The very first recipe is 'Atraxi Snax' with something that is supposed to look like an alien spaceship, but looks more like a clock that would be placed against woodchip wallpaper in the 1970s. 'Cybermelts' are actually slices of bread with cheese and cucumber and radishes, cunningly put together to resemble the head of a Cyberman. So easy to make, even I can do it – 'I’m melting,' whines a Cyberman as their head warps out of shape. This is followed up by things like 'Timey-wimey' watches, a vegetarian version of a sonic screwdriver, even a portion of fish fingers and custard, which one Doctor was fond of – come on, own up, which one of you was it? Actually, it was Matt Smith who enjoyed this dish with a young Amy Pond – where was her social worker at the time? We continue in Matt Smith mode with 'pasta bow tie' salad.

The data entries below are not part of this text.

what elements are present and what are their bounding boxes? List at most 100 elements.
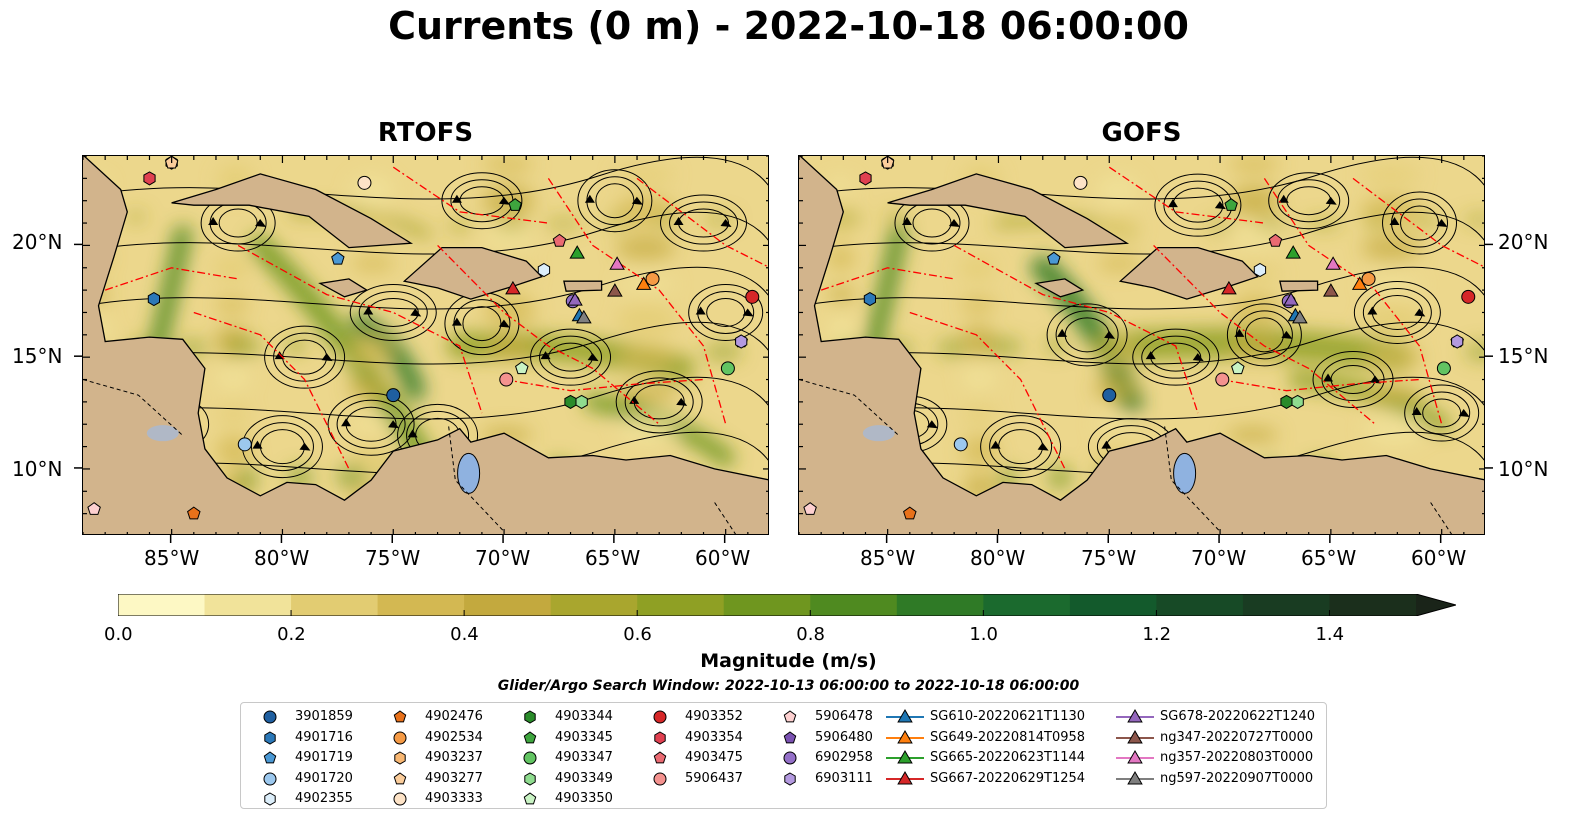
glider-marker — [1221, 280, 1237, 295]
legend-entry: 6902958 — [771, 748, 991, 768]
argo-float-marker — [508, 198, 522, 211]
argo-float-marker — [515, 361, 529, 375]
country-borders — [83, 379, 737, 534]
legend-label: ng597-20220907T0000 — [1160, 770, 1314, 786]
legend-label: 4903352 — [685, 709, 743, 724]
eez-boundaries — [820, 166, 1484, 470]
y-tick-label-right: 15°N — [1498, 344, 1549, 368]
y-tick-label-left: 10°N — [12, 457, 63, 481]
hexagon-marker-icon — [394, 751, 406, 765]
axis-ticks — [83, 156, 768, 534]
legend-label: 4901720 — [295, 770, 353, 786]
legend-entry: 4903354 — [641, 728, 861, 748]
triangle-marker-icon — [886, 729, 924, 743]
legend-marker — [653, 710, 667, 724]
legend-marker — [784, 771, 796, 786]
colorbar-segment — [204, 594, 292, 616]
y-tick-label-right: 20°N — [1498, 230, 1549, 254]
argo-float-marker — [859, 171, 872, 186]
circle-marker-icon — [653, 710, 667, 724]
argo-float-marker — [803, 502, 817, 515]
x-tick-label: 65°W — [1301, 546, 1357, 570]
colorbar-segment — [1069, 594, 1157, 616]
argo-float-marker — [147, 292, 160, 307]
legend-label: SG665-20220623T1144 — [930, 750, 1086, 765]
argo-float-marker — [903, 506, 917, 520]
legend-triangle — [1127, 729, 1143, 743]
glider-marker — [1323, 283, 1339, 297]
colorbar-tick-label: 0.6 — [623, 624, 652, 645]
argo-float-marker — [735, 334, 748, 349]
glider-marker — [567, 292, 583, 306]
triangle-marker-icon — [1116, 708, 1154, 723]
legend-entry: 4902476 — [381, 707, 601, 727]
glider-marker — [1285, 245, 1301, 259]
x-tick-label: 75°W — [365, 546, 421, 570]
legend-entry: 4901720 — [251, 769, 471, 789]
x-tick-label: 70°W — [1191, 546, 1247, 570]
argo-float-marker — [386, 388, 401, 403]
legend-marker — [393, 731, 407, 744]
legend-label: 4903350 — [555, 791, 613, 806]
axis-ticks — [799, 156, 1484, 534]
legend-marker — [654, 730, 666, 745]
colorbar-tick-label: 1.2 — [1142, 624, 1172, 645]
legend-entry: SG667-20220629T1254 — [886, 769, 1106, 789]
colorbar-segment — [377, 594, 465, 616]
legend-entry: 4903347 — [511, 748, 731, 768]
colorbar-tick-label: 0.4 — [450, 624, 479, 645]
argo-float-marker — [1253, 262, 1267, 278]
colorbar-segment — [896, 594, 984, 616]
x-tick-label: 70°W — [475, 546, 531, 570]
legend-triangle — [897, 708, 913, 723]
argo-float-marker — [953, 437, 968, 452]
argo-float-marker — [187, 506, 201, 520]
argo-float-marker — [1102, 388, 1117, 403]
argo-float-marker — [331, 251, 345, 265]
x-tick-label: 60°W — [1411, 546, 1467, 570]
x-tick-label: 80°W — [970, 546, 1026, 570]
legend-label: 3901859 — [295, 709, 353, 724]
legend-entry: 3901859 — [251, 707, 471, 727]
eez-boundaries — [104, 166, 768, 470]
colorbar-tick-label: 1.4 — [1315, 624, 1345, 645]
colorbar-segment — [810, 594, 898, 616]
legend-marker — [524, 710, 536, 724]
legend-label: 4903475 — [685, 750, 743, 765]
legend-label: 4903237 — [425, 750, 483, 765]
legend-entry: SG678-20220622T1240 — [1116, 707, 1336, 727]
legend-marker — [783, 710, 797, 723]
argo-float-marker — [1268, 233, 1283, 247]
argo-float-marker — [1461, 289, 1476, 304]
legend-label: SG667-20220629T1254 — [930, 770, 1086, 786]
legend-label: 4902476 — [425, 709, 483, 724]
colorbar-segment — [291, 594, 379, 616]
legend-entry: 4903344 — [511, 707, 731, 727]
legend-triangle — [1127, 708, 1143, 723]
legend-label: 6903111 — [815, 770, 873, 786]
colorbar-segment — [464, 594, 552, 616]
legend-label: SG678-20220622T1240 — [1160, 709, 1316, 724]
hexagon-marker-icon — [784, 771, 796, 786]
legend-entry: 4902534 — [381, 728, 601, 748]
legend-marker — [264, 730, 276, 745]
x-tick-label: 65°W — [585, 546, 641, 570]
hexagon-marker-icon — [654, 730, 666, 745]
triangle-marker-icon — [1116, 749, 1154, 764]
circle-marker-icon — [523, 751, 537, 765]
legend-label: 4903333 — [425, 791, 483, 806]
panel-title-rtofs: RTOFS — [377, 118, 474, 148]
legend-marker — [264, 792, 276, 806]
legend-label: 5906480 — [815, 729, 873, 745]
legend-entry: ng357-20220803T0000 — [1116, 748, 1336, 768]
y-tick-label-left: 20°N — [12, 230, 63, 254]
legend-label: 5906437 — [685, 770, 743, 786]
argo-float-marker — [1047, 251, 1061, 265]
legend-entry: 4903237 — [381, 748, 601, 768]
panel-title-gofs: GOFS — [1101, 118, 1182, 148]
main-title: Currents (0 m) - 2022-10-18 06:00:00 — [388, 4, 1189, 48]
glider-marker — [576, 309, 592, 324]
legend-entry: 5906478 — [771, 707, 991, 727]
triangle-marker-icon — [886, 770, 924, 784]
argo-float-marker — [537, 262, 551, 278]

Dishes move up a gear in 'Tardish of the Day' with the amazing-looking (but oddly, or maybe oodly repulsive-looking) 'Ood Head Bread'. The Slitheen make an appearance thanks to a combination of potatoes, peppers, and olives - scary - and the stretched out Lady Cassandra O’Brien Dot Delta Seventeen is recreated in pizza form. 'Zygon Pie' is never going to replace 'Shepherd’s Pie', and while 'Inside a Dalek' salad, looks amazing or disgusting depending on your point of view, you probably don’t want to eat one. But it wouldn’t be Doctor Who without his old enemy in the form of an 'Extermi-Cake' followed by the 'Dalektable Army' – okay, basically upside down cupcakes. Other baddies appear in cake form like the Silence, and those jaggy-toothed Christmas Snowmen.

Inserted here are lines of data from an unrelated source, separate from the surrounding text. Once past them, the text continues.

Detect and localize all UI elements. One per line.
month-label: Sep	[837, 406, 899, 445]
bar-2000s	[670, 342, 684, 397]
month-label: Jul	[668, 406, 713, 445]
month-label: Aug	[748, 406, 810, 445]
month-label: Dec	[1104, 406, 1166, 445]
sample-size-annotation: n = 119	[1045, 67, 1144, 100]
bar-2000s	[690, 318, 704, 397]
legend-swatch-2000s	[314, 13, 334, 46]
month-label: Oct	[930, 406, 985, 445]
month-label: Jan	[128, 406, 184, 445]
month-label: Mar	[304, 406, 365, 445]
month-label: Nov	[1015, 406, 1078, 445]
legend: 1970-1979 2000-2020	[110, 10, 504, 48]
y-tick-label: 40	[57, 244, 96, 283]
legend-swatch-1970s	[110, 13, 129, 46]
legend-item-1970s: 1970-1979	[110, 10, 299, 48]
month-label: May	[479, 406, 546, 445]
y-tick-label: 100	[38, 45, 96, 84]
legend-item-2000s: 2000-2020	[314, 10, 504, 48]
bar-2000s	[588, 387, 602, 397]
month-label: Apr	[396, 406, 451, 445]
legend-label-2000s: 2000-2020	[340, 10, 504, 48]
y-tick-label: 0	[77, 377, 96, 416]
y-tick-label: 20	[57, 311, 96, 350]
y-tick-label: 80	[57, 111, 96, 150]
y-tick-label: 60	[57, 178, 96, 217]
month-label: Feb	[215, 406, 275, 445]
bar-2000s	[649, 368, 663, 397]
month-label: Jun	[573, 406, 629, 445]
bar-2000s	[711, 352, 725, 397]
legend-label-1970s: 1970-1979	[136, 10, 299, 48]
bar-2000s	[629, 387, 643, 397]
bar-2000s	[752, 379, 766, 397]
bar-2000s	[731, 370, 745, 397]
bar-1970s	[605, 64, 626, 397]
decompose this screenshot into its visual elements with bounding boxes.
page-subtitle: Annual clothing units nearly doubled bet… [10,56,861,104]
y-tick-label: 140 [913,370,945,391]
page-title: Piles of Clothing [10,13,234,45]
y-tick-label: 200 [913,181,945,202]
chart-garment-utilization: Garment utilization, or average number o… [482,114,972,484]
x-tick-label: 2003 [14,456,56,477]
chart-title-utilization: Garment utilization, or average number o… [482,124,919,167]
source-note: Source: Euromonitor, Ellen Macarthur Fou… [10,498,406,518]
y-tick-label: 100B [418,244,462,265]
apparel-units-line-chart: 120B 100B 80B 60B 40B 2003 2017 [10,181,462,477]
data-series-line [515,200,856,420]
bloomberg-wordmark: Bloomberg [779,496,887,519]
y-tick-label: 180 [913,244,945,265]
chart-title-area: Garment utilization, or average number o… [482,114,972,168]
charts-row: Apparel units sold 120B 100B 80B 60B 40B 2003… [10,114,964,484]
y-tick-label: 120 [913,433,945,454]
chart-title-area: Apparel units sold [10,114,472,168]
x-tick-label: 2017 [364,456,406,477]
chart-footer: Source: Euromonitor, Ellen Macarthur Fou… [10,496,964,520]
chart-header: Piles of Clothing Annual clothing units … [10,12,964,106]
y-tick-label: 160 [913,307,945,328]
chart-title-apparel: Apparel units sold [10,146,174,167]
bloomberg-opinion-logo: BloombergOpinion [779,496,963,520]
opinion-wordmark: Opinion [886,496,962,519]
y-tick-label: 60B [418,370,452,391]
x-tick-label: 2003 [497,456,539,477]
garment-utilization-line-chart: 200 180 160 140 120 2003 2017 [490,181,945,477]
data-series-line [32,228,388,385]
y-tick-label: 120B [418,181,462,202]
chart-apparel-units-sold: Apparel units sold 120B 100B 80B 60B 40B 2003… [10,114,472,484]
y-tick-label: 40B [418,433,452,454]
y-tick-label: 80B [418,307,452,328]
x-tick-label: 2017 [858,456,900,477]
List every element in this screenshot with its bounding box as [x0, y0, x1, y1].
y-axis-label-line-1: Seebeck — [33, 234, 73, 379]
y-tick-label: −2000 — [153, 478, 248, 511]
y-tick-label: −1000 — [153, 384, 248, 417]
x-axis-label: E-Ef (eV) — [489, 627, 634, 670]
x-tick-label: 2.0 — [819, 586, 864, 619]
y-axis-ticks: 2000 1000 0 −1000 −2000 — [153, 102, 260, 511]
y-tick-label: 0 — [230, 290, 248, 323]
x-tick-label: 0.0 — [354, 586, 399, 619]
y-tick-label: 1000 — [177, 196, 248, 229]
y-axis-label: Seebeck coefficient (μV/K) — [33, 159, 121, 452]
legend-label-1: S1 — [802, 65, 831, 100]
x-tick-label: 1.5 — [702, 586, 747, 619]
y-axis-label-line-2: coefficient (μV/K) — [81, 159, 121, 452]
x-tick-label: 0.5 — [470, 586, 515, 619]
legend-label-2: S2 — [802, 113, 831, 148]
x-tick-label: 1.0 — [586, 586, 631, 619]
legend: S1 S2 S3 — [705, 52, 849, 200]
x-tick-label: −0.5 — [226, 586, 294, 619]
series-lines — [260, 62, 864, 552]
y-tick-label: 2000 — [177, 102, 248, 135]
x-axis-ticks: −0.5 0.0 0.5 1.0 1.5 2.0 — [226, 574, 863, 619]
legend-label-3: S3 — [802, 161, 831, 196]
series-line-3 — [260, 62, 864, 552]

'Hello Sweeties' if you haven’t guessed is about the sweeter side of time-travelling-eating, so we have fruit salad eye stalks' which would be at home on a Dalek’s head, then we have the green-tinted 'Exterminated Jelly Skeleton' before pavlovas, brownies, soda drinks, and bananas get the Time Lord treatment.
If the sugar rush hasn’t gone to your head by this time, it is 'Tea Time Lords' time, with recipes for cookies that look like all the Doctors – really? Well, don’t look too closely, and the early Doctors seem to suffer more than their more recent regenerations, but the cookie K9 is more like it, and so is the TARDIS cake. There is even room for 'Captain Flapjacks' among other things.
The cookbook is nicely round off by some handy templates to help get those monsters into the right shape.
This is a highly-produced book, full of pictures of Doctors, companions and baddies. and is probably critic-proof as the real proof is in the pudding, or the cooking, baking, and eating. Children will have great fun trying to make these recipes and turning the kitchen worktops into sticky, flour covered battlefields worthy of wars on Skaro, while I can just imagine a bunch of adult Whovians getting together for a bake-off. Extermicake!